In a Time of Broken Masculinity, this is what I want my Male Yoga Clients to Know.
--
To my male clients:
Before beginning this letter, I feel obligated — given the current state of contemporary gender politics — to first note that this is not a letter of sardonic wit, but is, in fact, a letter of genuine appreciation.
I recently met a brilliant female scholar at the University of Oxford, and through our conversation, we discovered a shared interest in India. My love of India came not through yoga, but through my husband, as it is the country of his birth. As a result, I have visited places most Westerners would never stumble upon — deeply conservative ancestral villages, in which women veil their entire bodies. They are not Muslim, as one might initially suspect; they are, in fact, Hindu.
As is so often the case between Western women who have travelled in India, we began discussing issues of female safety. Fifteen years ago, this scholar lived in New Delhi and travelled solo throughout northern India; I was stunned, as travelling in that region as an unaccompanied female is something I would never do, nor would my husband’s family advise. (It seems that every day now, on page three or four of a Delhi newspaper, there is another story of gang rape.)
The conversation veered toward teaching yoga in the West and questions about the nature of the men who attend my classes. The scholar noted that she still regularly encounters male students who would rather only be taught by men. She assumed that this would also be true within the yoga community — that there would be men unwilling to be taught by a female teacher. And she is probably right.
But I don’t meet these men because they don’t come to my classes.

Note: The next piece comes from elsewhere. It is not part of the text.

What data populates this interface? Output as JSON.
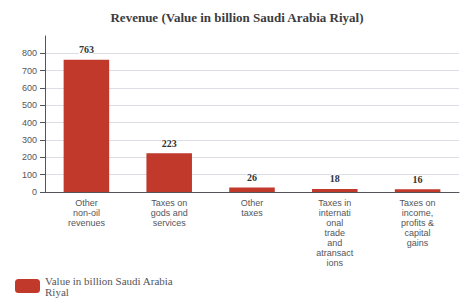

For weeks, the conversation has pulsed through the synapses of my brain as I engaged with my male clients. Just last month, two middle-aged men, clients who have been with me for years, hugged each other after a practice. They embraced with such warmth that others paused as they rolled up their mats to watch. A few women wiped tears from the corners of their eyes, and one texted me later about the awe of witnessing such a beautiful moment.